To start, the media outlet stated, do away with the "functional" resume. Although several new trends have emerged in the world of resume writing – from Venn diagrams to colors and graphs – most hiring experts agree that it's wise to stick with a simple, chronological resume. Rather than formatting the document so certain skills and jobs are underscored, list your experience starting with the most recent. Deviating from this format could potentially throw the hiring manager for a loop. 

Make it unique
This isn't to say, however, that your resume shouldn't be customized for every job you apply to. It's crucial to write your resume with a specific job description in mind, and although you should never lie or bolster your credentials beyond reason, it can be beneficial to make sure the qualifications you list are needed for the desired position. 

"Everything you've done in other jobs [has] to inform why you should be considered," said one career coach told the news source.
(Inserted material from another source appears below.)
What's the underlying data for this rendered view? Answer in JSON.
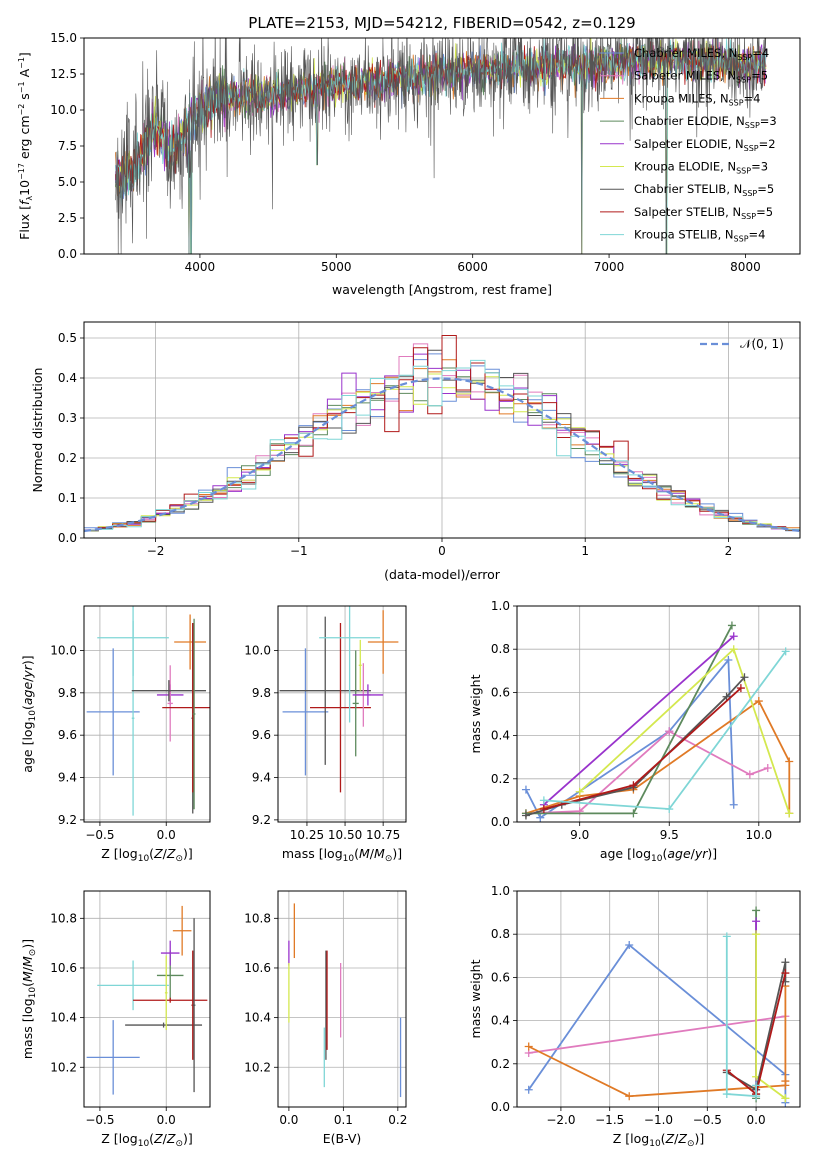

You can also personalize your resume by including skills and passions that your competition may not have. In a career switch, it's possible you could be striving for the same position as someone who has more than 10 years of experience in the field. To convince managers you're the one for the job, you'll need to identify a few traits that mean as much or more to the employer as experience. 

"You've got to know what sets you apart," the career coach added. 

Confidence
Make sure your resume conveys the confidence you carry and makes you believe a career switch is a good move. This means highlighting any accolades you received in previous jobs, and not being afraid to go into detail about why you deserved them. 

"The resume has to be about achievements and outcomes – not tasks [or] projects," the career coach said, according to the news source. 

However, don't compromise realistic opportunities for confidence. Stay grounded in your search, and understand that breaking into a new field is a difficult process, especially in the subdued hiring climate. 

According to Career Path, you'll have the best chance for success if you take the time to learn about the field you hope to switch into. Before you even begin job searching, do research online, use social media to connect with people at a company in your preferred industry and even try to set up informational interviews with professionals in the field. 

While it may sound daunting, a career change can be a great move, even in an economy as uncertain as today's.